Exodus, again a careful blend of narration and instruction for remembering, with noticeable emphasis on eating the Passover restricted to the households of circumcised males. Alter comments (note on Exodus 12:48): “Circumcision is the mark of belonging to the covenantal community, as God announced to Abraham when He enjoined the practice (Genesis 17); and so circumcision is a prerequisite to participation in the community-defining Passover ritual.
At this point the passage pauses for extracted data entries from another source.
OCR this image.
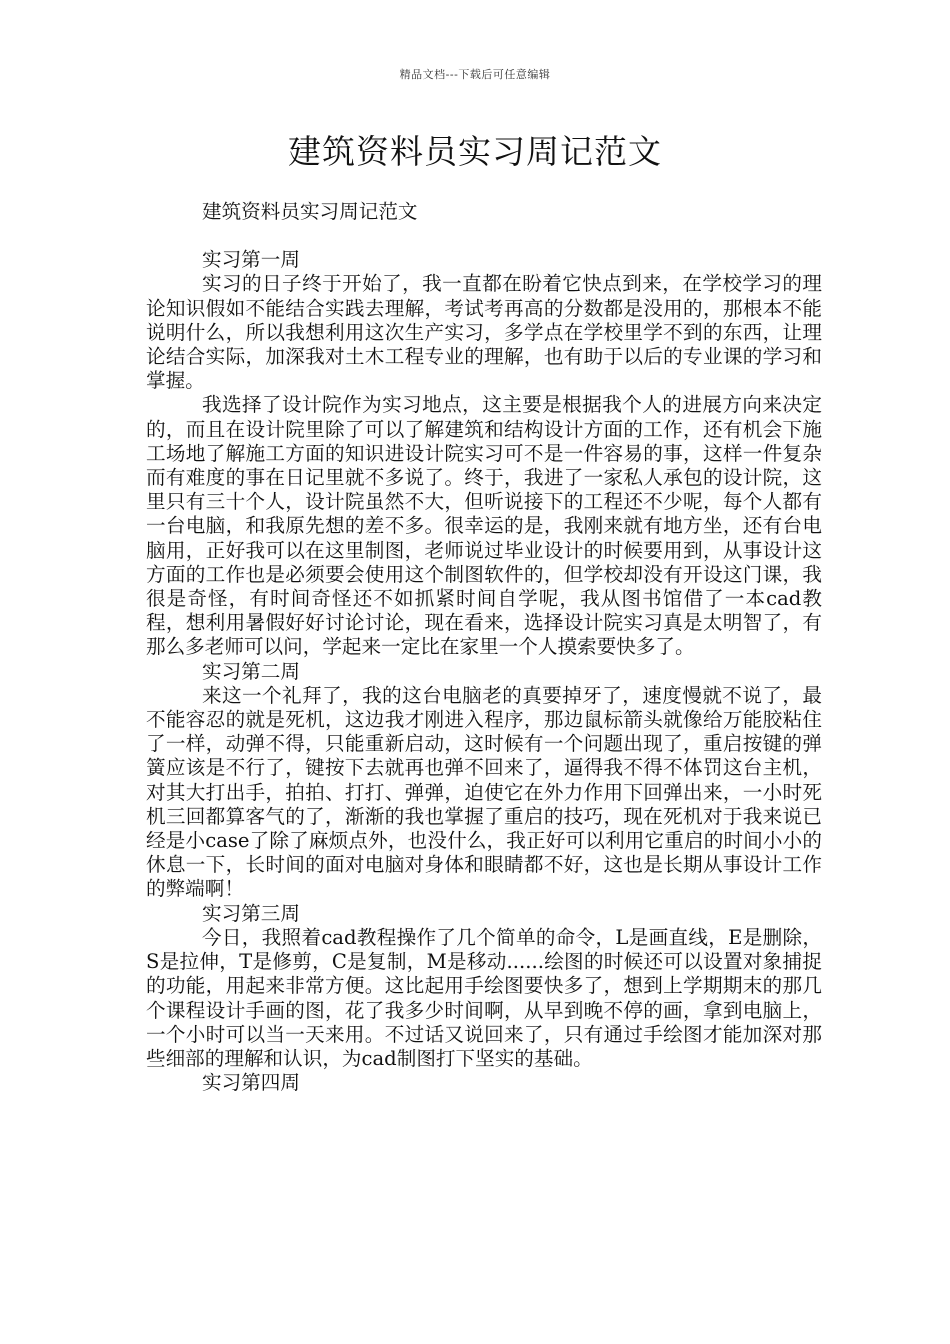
精品文档---下载后可任意编辑
建筑资料员实习周记范文

建筑资料员实习周记范文

实习第一周

实习的日子终于开始了，我一直都在盼着它快点到来，在学校学习的理论知识假如不能结合实践去理解，考试考再高的分数都是没用的，那根本不能说明什么，所以我想利用这次生产实习，多学点在学校里学不到的东西，让理论结合实际，加深我对土木工程专业的理解，也有助于以后的专业课的学习和掌握。

我选择了设计院作为实习地点，这主要是根据我个人的进展方向来决定的，而且在设计院里除了可以了解建筑和结构设计方面的工作，还有机会下施工场地了解施工方面的知识进设计院实习可不是一件容易的事，这样一件复杂而有难度的事在日记里就不多说了。终于，我进了一家私人承包的设计院，这里只有三十个人，设计院虽然不大，但听说接下的工程还不少呢，每个人都有一台电脑，和我原先想的差不多。很幸运的是，我刚来就有地方坐，还有台电脑用，正好我可以在这里制图，老师说过毕业设计的时候要用到，从事设计这方面的工作也是必须要会使用这个制图软件的，但学校却没有开设这门课，我很是奇怪，有时间奇怪还不如抓紧时间自学呢，我从图书馆借了一本cad教程，想利用暑假好好讨论讨论，现在看来，选择设计院实习真是太明智了，有那么多老师可以问，学起来一定比在家里一个人摸索要快多了。

实习第二周

来这一个礼拜了，我的这台电脑老的真要掉牙了，速度慢就不说了，最不能容忍的就是死机，这边我才刚进入程序，那边鼠标箭头就像给万能胶粘住了一样，动弹不得，只能重新启动，这时候有一个问题出现了，重启按键的弹簧应该是不行了，键按下去就再也弹不回来了，逼得我不得不体罚这台主机，对其大打出手，拍拍、打打、弹弹，迫使它在外力作用下回弹出来，一小时死机三回都算客气的了，渐渐的我也掌握了重启的技巧，现在死机对于我来说已经是小case了除了麻烦点外，也没什么，我正好可以利用它重启的时间小小的休息一下，长时间的面对电脑对身体和眼睛都不好，这也是长期从事设计工作的弊端啊！

实习第三周

今日，我照着cad教程操作了几个简单的命令，L是画直线，E是删除，S是拉伸，T是修剪，C是复制，M是移动......绘图的时候还可以设置对象捕捉的功能，用起来非常方便。这比起用手绘图要快多了，想到上学期期末的那几个课程设计手画的图，花了我多少时间啊，从早到晚不停的画，拿到电脑上，一个小时可以当一天来用。不过话又说回来了，只有通过手绘图才能加深对那些细部的理解和认识，为cad制图打下坚实的基础。

实习第四周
But the mention of circumcision also ties in this law with the Bridegroom of Blood episode [Exodus 4:24-26] that was the prelude to Moses’ mission in Egypt: there is a symbolic overlap between the apotropaic blood of circumcision, the apotropaic blood of the lamb on the doorposts, and God’s saving Israel from the bloodbath of Egypt to make them His people?” Still wondering about that. Also wondering: in the current conversations regarding continuing to restrict the Eucharist to the baptized, is the restriction here an appropriate analogy?
Matthew’s narrative is a delight. One element that always delights me, and two that got me wondering today:
- Jesus doesn’t seem to be able to stay on script. The script called for a rendezvous in Galilee (vv.7, 10). But Jesus sans SFX intercepts the two Marys. A brief lifting of the curtain on Jesus’ desire (need?) for connection with us?
- The angel gets the SFX (earthquake, dazzling garments)—for the guards’ benefit? They’ll be given money to spread a different story; did our merciful God arrange for them an unforgettable experience?
- Pilate had asked (cynically? pensively?) “What is truth?” Vv. 11-15 enact one answer to the question. Most of the time—truth occasionally crashes through—the important thing is what people believe, and money is very useful for shaping belief. Is Matthew warning church leaders to watch how they themselves use money?